Some viewpoints of major health issues in the nationLos Angeles Times: The lives of baby boomers can be saved through Hepatitis C test

Martha Sally says that she considers herself to be a very fortunate person. Not only does she has a very good education but also has an excellent health insurance and a great job as well. She is a baby boomer who has continued to age reasonably well with hopes of a fairly comfortable retirement. In late 1990s, she was very fortunate after a knowledgeable and proactive doctor diagnosed her with hepatitis C. she got an opportunity of getting treatment and was cured. She says that it is wasn’t for the diagnosis, treatment and cure, chances are high that she could now be going through a liver transplant or be having liver cancer. Probably, this disease could have killed her by now.

Modern Healthcare: does continued strain mean fewer options for the hospital?


There is no way that not for profit health care facilities, especially hospitals will be able to escape the weak economy. It is believed that this sector might not be able to easily get through the coming few years in an easy as it did during the period of Great Recession. This is the message that analysts essentially gave last week in reports given by two major rating agencies.

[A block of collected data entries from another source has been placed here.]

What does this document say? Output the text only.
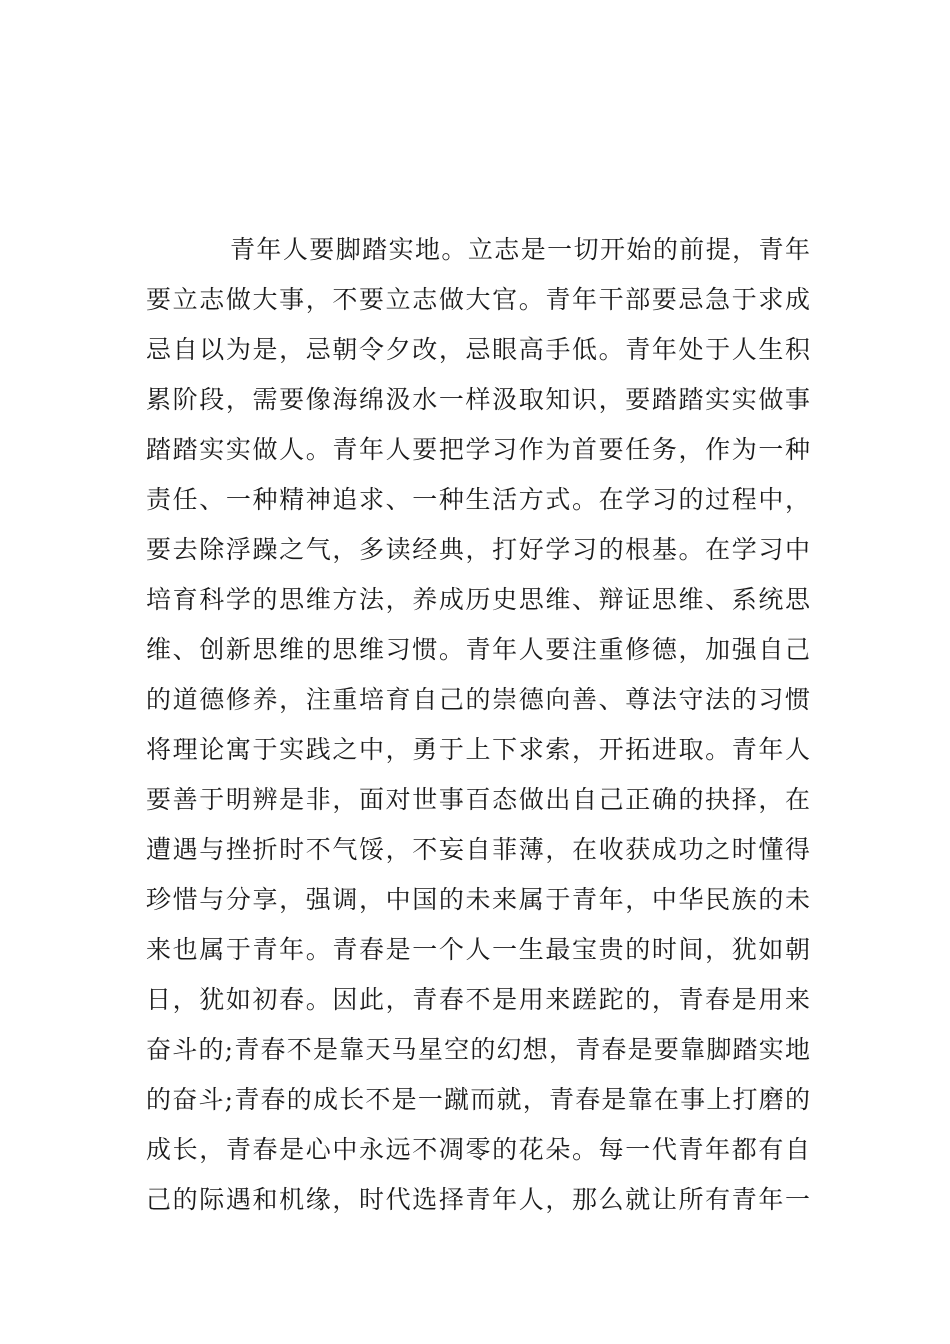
青年人要脚踏实地。立志是一切开始的前提，青年
要立志做大事，不要立志做大官。青年干部要忌急于求成
忌自以为是，忌朝令夕改，忌眼高手低。青年处于人生积
累阶段，需要像海绵汲水一样汲取知识，要踏踏实实做事
踏踏实实做人。青年人要把学习作为首要任务，作为一种
责任、一种精神追求、一种生活方式。在学习的过程中，
要去除浮躁之气，多读经典，打好学习的根基。在学习中
培育科学的思维方法，养成历史思维、辩证思维、系统思
维、创新思维的思维习惯。青年人要注重修德，加强自己
的道德修养，注重培育自己的崇德向善、尊法守法的习惯
将理论寓于实践之中，勇于上下求索，开拓进取。青年人
要善于明辨是非，面对世事百态做出自己正确的抉择，在
遭遇与挫折时不气馁，不妄自菲薄，在收获成功之时懂得
珍惜与分享，强调，中国的未来属于青年，中华民族的未
来也属于青年。青春是一个人一生最宝贵的时间，犹如朝
日，犹如初春。因此，青春不是用来蹉跎的，青春是用来
奋斗的;青春不是靠天马星空的幻想，青春是要靠脚踏实地
的奋斗;青春的成长不是一蹴而就，青春是靠在事上打磨的
成长，青春是心中永远不凋零的花朵。每一代青年都有自
己的际遇和机缘，时代选择青年人，那么就让所有青年一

San Francisco Chronicle: Farm workers need to be protected by the State

For the state’s agricultural bounty to be protected adequately, the health of workers harvesting it must be protected. Next week, there are two bills that the state Senate will be voting for that will be demanding rules and penalties that are much stricter as a way of ensuring that workers are adequately protected from conditions that are hazardous. It is essential that the Legislature passes these two bills so that the agriculture industry can start taking the safety of its workers seriously.

WBUR: Distorted Hypertension study report can decrease patient compliance

According to news article released recently on the elderly and blood pressure medications has caused a lot controversy among physicians and cardiologists who offer treatment to older patients. In the news article published earlier this month in The New York Times, a medical study was analyzed in which the researchers looked at a utility of the walking test used for identifying patients who might not benefit from the anti- hypertensive therapy. However, the study was misrepresented by the Times piece and is highly likely to cause non compliance to a problem that is already notorious.

Bloomberg: US should support circumcision at home as it does abroad

18 states have so far dropped Medicaid coverage for infant male circumcision and this has led to a decline in the rates from 79%  during the 1970s only to a mere 55% in 2010. This has been occurring even after stacking up of evidence on medical benefits accrued from circumcision.